Hours later, Russian Foreign Minister Sergei Lavrov said he saw no objective signs that Ukraine or the West were ready for peace talks despite all their statements about the need for such talks.

“Despite the increasingly loud talk about the need for peace talks, there are objectively no practical actions indicating that Kyiv and the West are really ready for them,” Lavrov said, according to a transcript of questions and answers he had received from reporters posted on his ministry’s website.

“On the contrary, Western military supplies to the Ukrainian armed forces are continuing, ultimatums to Russia are being worked out, there is a (Ukrainian) legal ban on negotiations, and the issue of the legitimacy of the Ukrainian authorities is not being resolved,” he said.

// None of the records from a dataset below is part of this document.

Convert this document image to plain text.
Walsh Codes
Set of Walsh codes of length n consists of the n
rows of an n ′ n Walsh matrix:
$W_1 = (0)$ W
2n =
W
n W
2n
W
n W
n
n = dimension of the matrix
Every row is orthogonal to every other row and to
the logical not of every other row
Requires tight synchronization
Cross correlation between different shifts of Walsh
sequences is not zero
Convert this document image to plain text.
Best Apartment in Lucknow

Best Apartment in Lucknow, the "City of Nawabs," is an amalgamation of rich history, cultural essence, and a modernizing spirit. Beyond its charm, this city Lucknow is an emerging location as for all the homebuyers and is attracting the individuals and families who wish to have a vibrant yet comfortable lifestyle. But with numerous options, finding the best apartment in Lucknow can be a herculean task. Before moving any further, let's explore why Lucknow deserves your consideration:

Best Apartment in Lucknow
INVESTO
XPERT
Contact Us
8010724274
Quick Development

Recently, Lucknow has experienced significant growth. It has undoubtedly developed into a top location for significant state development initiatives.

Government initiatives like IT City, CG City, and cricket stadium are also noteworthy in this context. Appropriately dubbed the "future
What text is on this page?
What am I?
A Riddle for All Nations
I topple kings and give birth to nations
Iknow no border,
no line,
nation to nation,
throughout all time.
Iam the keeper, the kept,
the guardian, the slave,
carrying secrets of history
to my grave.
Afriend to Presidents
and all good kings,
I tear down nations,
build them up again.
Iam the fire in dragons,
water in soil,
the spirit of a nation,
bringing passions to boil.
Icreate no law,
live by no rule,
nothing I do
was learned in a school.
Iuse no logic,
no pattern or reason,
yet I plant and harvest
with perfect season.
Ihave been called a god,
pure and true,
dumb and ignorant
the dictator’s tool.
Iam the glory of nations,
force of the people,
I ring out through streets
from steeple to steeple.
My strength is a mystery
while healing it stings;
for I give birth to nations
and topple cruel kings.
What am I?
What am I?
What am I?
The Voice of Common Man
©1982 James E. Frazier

Putin said in December that Russia had no conditions to start talks with Ukraine and was ready to negotiate with anyone, including Zelensky.

But he said Zelensky, whose term was due to expire last year but was extended due to martial law, would need to be re-elected for Moscow to consider him a legitimate signatory to any deal to ensure it was legally watertight.

Kyiv says there is no question about Zelensky’s legitimacy and that Russian talk on the issue is designed to undermine his authority.

Three dead near Kyiv 

Russia and Ukraine have not shown any signs of de-escalating hostilities since Trump’s inauguration on Monday.

Russian aerial attacks near Kyiv killed three people and wounded several others, Ukrainian officials said Friday, while Ukraine fired 120 drones at at least 12 Russian regions, including the capital Moscow.

The Kremlin has launched drone or missile attacks at Kyiv almost every day since sending troops into Ukraine in February 2022, ostensibly targeting military and energy facilities.

“Three people were killed in an enemy attack in the Kyiv region,” the emergency services said in a statement on social media.

It said fragments of a drone had struck a 10-storey residential building after the head of the region said a private home had also been hit.

Black smoke billowed from a residential building damaged in the strike as rescue workers hauled out the bodies of the victims, official images from the scene showed.

In Russia, the Ukrainian military said it launched an overnight drone attack striking an oil refinery, power station facilities and an electronics plant.

State media reported that a microelectronics factory had halted work after six Ukrainian drones damaged production and storage facilities in the Bryansk region.

Moscow and Kyiv are both vying to gain the upper hand ahead of possible negotiations in the early days of Trump’s administration.

Prior to his inauguration, Trump vowed to end the Ukraine conflict immediately upon taking office, raising concerns in Ukraine it would be forced to make major territorial concessions to Russia.

Moscow has been advancing on the battlefield for months, closing in on the eastern Ukrainian city of Pokrovsk.

On Friday, Russia said its forces captured the village of Tymofiivka about 20 kilometres (12 miles) east of the key industrial hub.